NUGGETS FOR NEW MOMS

I have recently had several friends that are becoming parents for the first time. Many have asked me for my stories, experiences, and advice as I am currently just adding my third under three. I find myself completely in love with helping each new mom and desiring to be there for them in anyway possible. I KNOW WHAT ITS LIKE ! I wish I had more people with experience to tell me the raw real details when I had my first. Plenty of people were willing to give advice but they all seemed to be the same piece of generic advice. If you want the real stuff here are just a few nuggets to start .........

Nugget 1: Hormones are real! All through the pregnancy and at least a full year after having the baby, you feel completely subject to your emotions. Hormones change a lot throughout the course of pregnancy and birth. It is pretty common for people to tell you that you may cry for no reason, but what they don't tell you is that you may be subject to bouts of anger, mood swings, self doubt or hate. They don't tell you that your husband may not believe that hormones are responsible and may think that you are blaming the hormones so you can act however you want. You definitely don't hear about how once you have the baby everything doesn't just magically go back to the way things were before. You still feel lost, trying to gain your life back, and continue to have mood swings and hormone crazes. You may feel inadequate and depressed and have dark thoughts. You are NOT alone in this and fighting your body is hard and real. ITS OKAY TO GET HELP. I encourage you to find a community of other moms that can be a safe place for you to be real. This community could look like a wide variety of things. This group could be a Facebook group, or a mommy and me class, a bible study, or simply a neighbor or good friend that you talk with regularly. You also need to realize that you WILL NEVER get your old life back. Having the baby means that things have permanently shifted and your life will never look the same. You may still do or experience things you did before but the entire world looks different now and its a GOOD thing.
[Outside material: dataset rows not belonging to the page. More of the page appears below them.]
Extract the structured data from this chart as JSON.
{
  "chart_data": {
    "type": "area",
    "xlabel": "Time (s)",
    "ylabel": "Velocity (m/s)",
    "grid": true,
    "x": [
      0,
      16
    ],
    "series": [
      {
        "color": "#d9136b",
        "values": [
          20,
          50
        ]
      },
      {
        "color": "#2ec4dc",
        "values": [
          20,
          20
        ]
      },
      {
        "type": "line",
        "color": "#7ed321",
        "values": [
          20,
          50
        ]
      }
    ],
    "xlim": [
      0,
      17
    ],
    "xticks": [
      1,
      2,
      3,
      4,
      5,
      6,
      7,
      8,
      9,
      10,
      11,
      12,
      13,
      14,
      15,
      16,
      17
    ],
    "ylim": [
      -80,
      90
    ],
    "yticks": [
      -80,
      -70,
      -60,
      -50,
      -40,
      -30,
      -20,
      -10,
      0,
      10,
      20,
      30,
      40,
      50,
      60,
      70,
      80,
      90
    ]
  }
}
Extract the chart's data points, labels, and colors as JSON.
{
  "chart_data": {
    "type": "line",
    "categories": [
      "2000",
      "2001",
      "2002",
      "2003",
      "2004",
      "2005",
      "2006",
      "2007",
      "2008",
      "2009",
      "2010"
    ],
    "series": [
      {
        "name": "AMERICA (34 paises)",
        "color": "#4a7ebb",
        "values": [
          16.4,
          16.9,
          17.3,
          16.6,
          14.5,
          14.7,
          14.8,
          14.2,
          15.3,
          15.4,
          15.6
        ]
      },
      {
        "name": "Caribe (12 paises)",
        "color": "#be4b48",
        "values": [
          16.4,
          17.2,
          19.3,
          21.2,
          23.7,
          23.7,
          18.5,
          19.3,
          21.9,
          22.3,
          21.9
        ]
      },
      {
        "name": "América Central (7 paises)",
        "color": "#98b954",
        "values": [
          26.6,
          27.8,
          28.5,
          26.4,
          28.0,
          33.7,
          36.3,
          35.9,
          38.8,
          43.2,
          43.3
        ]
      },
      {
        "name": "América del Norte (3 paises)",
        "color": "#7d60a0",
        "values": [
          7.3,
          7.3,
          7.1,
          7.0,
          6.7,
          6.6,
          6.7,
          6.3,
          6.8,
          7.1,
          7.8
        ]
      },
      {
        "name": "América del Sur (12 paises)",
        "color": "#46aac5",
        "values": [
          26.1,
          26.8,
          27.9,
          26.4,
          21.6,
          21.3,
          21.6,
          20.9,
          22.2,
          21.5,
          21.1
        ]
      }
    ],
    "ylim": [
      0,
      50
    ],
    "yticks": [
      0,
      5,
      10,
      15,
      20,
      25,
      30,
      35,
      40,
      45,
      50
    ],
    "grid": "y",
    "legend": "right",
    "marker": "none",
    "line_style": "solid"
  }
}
The sooner you let go and appropriately grieve (yes grieve because you are experiencing loss) your former life the sooner you will be able to move forward and appreciate the new life you have been given.

Nugget #2: You Were Made for This! No one tells you that you will feel scared and inadequate when figuring out how to take care of another human. The reality that you are responsible for bringing up another human to be good, Godly, loving, etc. hits you HARD!! HOW CAN YOU DO THIS?! YOU HAVE NO IDEA WHAT YOU ARE DOING! The answer is reminding yourself, constantly, of the truth. You are not alone in feeling this way first of all, and secondly, you were made for this!!! God specifically made you and selected you to be the parent of your child. NO ONE else was created to parent your child and you were made with everything you need to be the best parent for your kid! Your feelings may lie to you and tell you otherwise, but the truth is, God trusts you immensely because He entrusted you with his very precious child. Having the desire to be a good or great mom is already proof enough that you are a good mom because you cherish what has been given to you and you understand the weight of your task. God will get you through EVERY time, every situation, every hurdle. Believe that you truly are the great mom God created you to be.

Nugget #3: Birth Plans Change. While it is good to have an idea of what you want for your labor, do not get fixated on it. The actual birth NEVER goes 100% the way you plan for it to go EVER! Birth is messy and something is always going to change. Sure you can advocate for what you want and visualize what kind of birth you want to have but something will always be different or unplanned. Just prepare yourself for that.

Nugget #4: What you pray is what will stay It may not look like exactly what you pictured, but when you pray over your child you are speaking things into being. Praying over your child is powerful. When you pray specifics and speak over your baby things like " you will be joyful and wise and full of life" you are speaking those things into being. Remember though, that those things are great to pray for and will come to be but may look different in the early stages. Wise may look like mischievous, full of life may look like super energetic and can't sit still, and joyful may look like overly silly and can't focus, but in the end these things will develop into the godly virtues you prayed for. The more you speak over your child and command things to life the more you will be a part of developing and growing your child into the man or woman God wants them to be. (Just remember this works in reverse as well. If you speak negatively over your children those things come to be as well.)

Nugget #5: It is NOT selfish to take care of yourself. When you are busy meeting the demands of a screaming newborn you might forget something very important....YOU. Between the sleepless nights, the constant crying, and crazy feeding schedules, things like showers, makeup, and naps seem like things of the past. It may not seem like there is time for you and that if you did stop to take care of yourself you would be selfish for doing so. This is a lie. It is actually better for your entire family if you take the time to take care of yourself. YOU ARE IMPORTANT. When you fight for time and take care of yourself physically, emotionally, mentally, and spiritually, you are making yourself healthy enough so that you can take care of those around you.

Nugget #6: This too shall pass. This is something my wise mother-in-law has always told me when I struggle with motherhood. It is exactly what it sounds like. Whatever you are struggling with and whatever you are going through is just a season. It will not last forever and you will get through it! So whatever difficulties you are currently facing just tell yourself, "This too shall pass" and remember that what you are facing won't last and you can and will get through this and you WILL be okay.